Question / Help Mic Compressor Amplifies Quiet Sounds?

TheVisionaryOne

New Member
Hey all,

I added a Compressor filter to my Blue Snowball mic a few weeks ago to reduce peaking. Whenever I talk loudly or yell, it peaks really bad, and hurts my viewers' ears. I've been testing the Compressor filter off and on for a while, and I like the effect it has on reduce the peaks in my mic, but for some reason the quieter sounds are now louder? Awkward mouth noises (licking lips, tongue clicking, breathing, etc.), keyboard and mouse noises, vibrations from me bumping my desk, as well as noises coming from other rooms of my house are now 10x louder and I absolutely hate it. I'd rather have my mic peak horribly than amplify those quiet sounds, which were hardly noticeable (some not noticeable at all) without the Compressor.

Is there a certain setting I should tweak in the Compressor filter to make the quiet sounds quiet again? Or, is there another filter I should add on top of my Compressor to negate the effect it has on quiet sounds?

For reference, here's a clip of my microphone without the Compressor on: https://clips.twitch.tv/AnimatedSuaveAlpacaBuddhaBar
And here's a clip of my microphone with the Compressor on: https://www.twitch.tv/thevisionaryone/clip/TolerantAgreeableTigerDuDudu

I'd appreciate any input you guys have on how to fix this!
 

koala

Active Member
Before you start with meddling with your voice with filters, you might try to train your voice and try to keep an equal volume level. Be careful and don't raise or lower your voice too much. This can be trained. News speakers for example are trained for this.

But if you need to process your voice volume, you will probably want to use the whole trinity of compressor, expander and limiter.
Add all 3 of them.

First the compressor to make everything of equal volume. This mainly increases volume where you speak too silently.
Then the expander to increase the dynamics and lower the silence again, so breath noises and mouse clicks vanish.
Last the limiter to avoid the peaks causing distortion.

The expander is the inverse of the compressor. You might think the expander is useless and just reverses what the compressor just did, but the trick is to use different thresholds and parameters.

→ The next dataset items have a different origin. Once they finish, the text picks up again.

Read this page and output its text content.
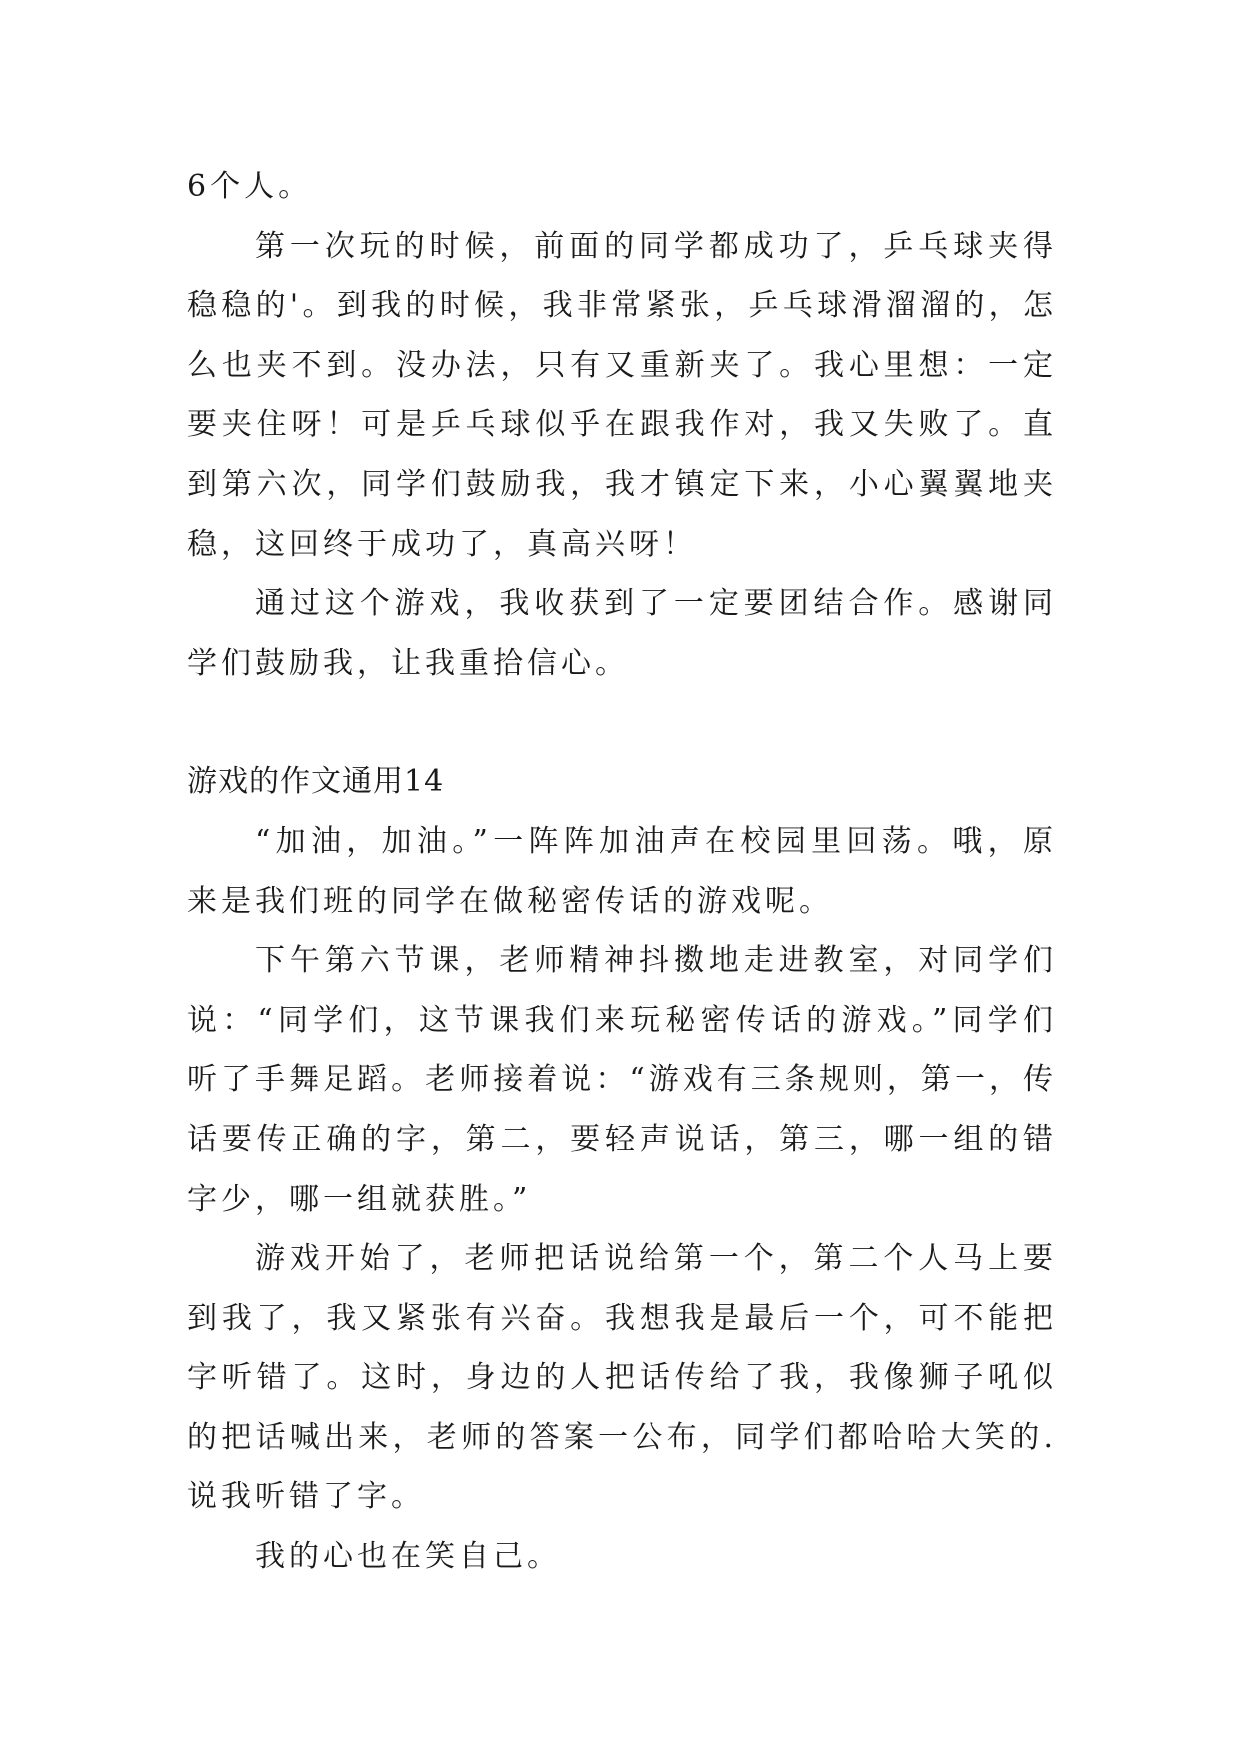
6个人。

第一次玩的时候，前面的同学都成功了，乒乓球夹得稳稳的'。到我的时候，我非常紧张，乒乓球滑溜溜的，怎么也夹不到。没办法，只有又重新夹了。我心里想：一定要夹住呀！可是乒乓球似乎在跟我作对，我又失败了。直到第六次，同学们鼓励我，我才镇定下来，小心翼翼地夹稳，这回终于成功了，真高兴呀！

通过这个游戏，我收获到了一定要团结合作。感谢同学们鼓励我，让我重拾信心。

游戏的作文通用14

“加油，加油。”一阵阵加油声在校园里回荡。哦，原来是我们班的同学在做秘密传话的游戏呢。

下午第六节课，老师精神抖擞地走进教室，对同学们说：“同学们，这节课我们来玩秘密传话的游戏。”同学们听了手舞足蹈。老师接着说：“游戏有三条规则，第一，传话要传正确的字，第二，要轻声说话，第三，哪一组的错字少，哪一组就获胜。”

游戏开始了，老师把话说给第一个，第二个人马上要到我了，我又紧张有兴奋。我想我是最后一个，可不能把字听错了。这时，身边的人把话传给了我，我像狮子吼似的把话喊出来，老师的答案一公布，同学们都哈哈大笑的.说我听错了字。

我的心也在笑自己。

Also see https://obsproject.com/wiki/Filters-Guide#audio-device-filters
 

TheVisionaryOne

New Member
I did consider training my voice, and I'm sure I could, but I feel like my content is more entertaining if I just react naturally. Trying to suppress any reactions that I might have for volume's sake might make my streams a little more...boring?

And I actually did try adding an expander, but never tried adding a limiter as well! Maybe that was the piece of the puzzle I was missing! Thank you so much for the suggestion. I'll give it a shot and see if it makes my microphone sound better all-around.